Помпей изобразил, что разозлен, сказал:

– Ладно. Встретимся, – и утопал к Псам. Шестая окружила его, заслонив от нас.

Чуть погодя, медленно, каждый в своем музыкальном облачке, разбрелись Крысы. Ничего интересного перед Кофейником больше не намечалось. Табаки кружил на своем Мустанге, свесившись к полу и напряженно что-то на нем высматривая. Македонский выдирал из свитера нитки.

– Чего мы ждем? – спросил Горбач. – У нас тут что теперь, полевой лагерь?

– У нас здесь слюни Великого Пса! – радостно отозвался Табаки, всматриваясь во что-то неразличимое на паркете. – Так я и знал, что он где-то тут плюнул – очень уж был злой. Ненавидящими слюнями. Их, конечно, немного затоптали, не без того, но теперь можно за милую душу навести на него порчу.



– Не смей трогать всякую дрянь! – прикрикнул на него Сфинкс.

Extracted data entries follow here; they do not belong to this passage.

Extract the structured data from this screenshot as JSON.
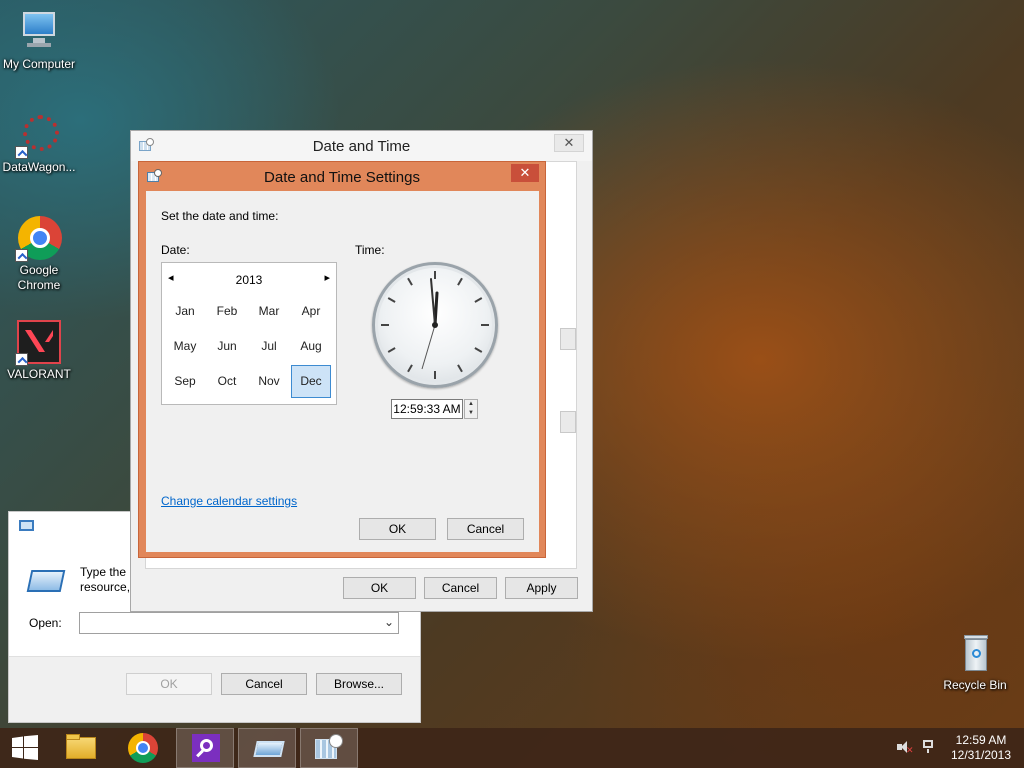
{
  "desktop": {
    "icons": [
      {
        "label": "My Computer",
        "icon": "computer-icon"
      },
      {
        "label": "DataWagon...",
        "icon": "datawagon-icon"
      },
      {
        "label": "Google Chrome",
        "icon": "chrome-icon"
      },
      {
        "label": "VALORANT",
        "icon": "valorant-icon"
      },
      {
        "label": "Recycle Bin",
        "icon": "recycle-bin-icon"
      }
    ]
  },
  "run_dialog": {
    "description_line1": "Type the r",
    "description_line2": "resource,",
    "open_label": "Open:",
    "open_value": "",
    "ok_label": "OK",
    "cancel_label": "Cancel",
    "browse_label": "Browse..."
  },
  "date_time_dialog": {
    "title": "Date and Time",
    "close_label": "✕",
    "ok_label": "OK",
    "cancel_label": "Cancel",
    "apply_label": "Apply"
  },
  "date_time_settings": {
    "title": "Date and Time Settings",
    "close_label": "✕",
    "instruction": "Set the date and time:",
    "date_label": "Date:",
    "time_label": "Time:",
    "year": "2013",
    "prev_arrow": "◂",
    "next_arrow": "▸",
    "months": [
      "Jan",
      "Feb",
      "Mar",
      "Apr",
      "May",
      "Jun",
      "Jul",
      "Aug",
      "Sep",
      "Oct",
      "Nov",
      "Dec"
    ],
    "selected_month": "Dec",
    "time_value": "12:59:33 AM",
    "change_calendar_link": "Change calendar settings",
    "ok_label": "OK",
    "cancel_label": "Cancel"
  },
  "taskbar": {
    "items": [
      "start-button",
      "file-explorer-icon",
      "chrome-icon",
      "search-app-icon",
      "run-icon",
      "date-time-icon"
    ],
    "clock_time": "12:59 AM",
    "clock_date": "12/31/2013"
  }
}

Табаки захихикал еще восторженнее.

Горбач провез мимо усеянного крошками булки Толстого, и я увязался за ними. Очень хотелось кофе. И кое о чем расспросить Черного.

Когда мы добрались до спальни, Слепого там не оказалось. Черный сидел на своей кровати. Табаки вывалил из шкафа груды каких-то мешков и коробок, и начал рыться в них, то и дело что-то примеряя и спрашивая, идет ли ему. Толстый ушиб голову о край своего ящика и заревел. Македонский перетащил на общую кровать и его.

К тому времени, как стало немного тише, Черный успел смотаться, и поговорить с ним я не успел. Я подполз к Сфинксу, который лежал с неприступным видом, закинув ноги на спинку, и поинтересовался, о каком-таком первобытном законе говорил Помпей.

До того, как я об этом спросил, все занимались своими делами, но тут сразу их побросали, подошли ближе и уставились на нас.

– Обожаю Курильщика, – бормотал Табаки, подтаскивая ко мне очередной мешок, набитый всяким хламом. – Вы только прислушайтесь, как он формулирует свои вопросы!



Горбач, сочувственно глядя на Сфинкса, передал мне кофе. Македонский повис на спинке кровати, не выпуская из рук сахарницу. Удивительно здорово эти люди умели превращать все в цирк. Должно быть, годами тренировались. Я пожалел, что не поехал за Черным сразу, как только он вышел.

Сфинкс даже не соизволил подняться. Лежал, глядя в потолок, с протезами в перчатках на брюхе. Но объяснил. Что закон, так не понравившийся Помпею, называется «Законом выбора». И закон этот такой старый, что в Доме уже никто не помнит, когда и кто его придумал. Он обязывает любого следующего ему идиота – Сфинкс так и сказал, «идиота» – умереть за своего вожака. Скажем, если намечается переворот, следующий этому закону обязан защищать вожака ценой собственной жизни. Сфинкс как будто цитировал какой-нибудь занюханный учебник. Таким тяжеловесным слогом, что до меня не сразу дошел смысл сказанного. А когда дошел, я чуть не пролил весь свой кофе. Сидевший рядом Горбач бережно придержал мою чашку. Табаки давился смехом и хрюкал как сумасшедший.

– А при чем здесь выбор? – спросил я.

– Выбор при том, что этот Закон можно было и не соблюдать. Теоретически.

– Действительно, первобытная хрень, – согласился я с Помпеем.

Табаки объяснил, что предки были люди суровые, и нехороших законов у них водилось в избытке. «Темные были времена, Курильщик, уж поверь». Он опять захихикал.

Я поинтересовался, чьих предков он имеет в виду.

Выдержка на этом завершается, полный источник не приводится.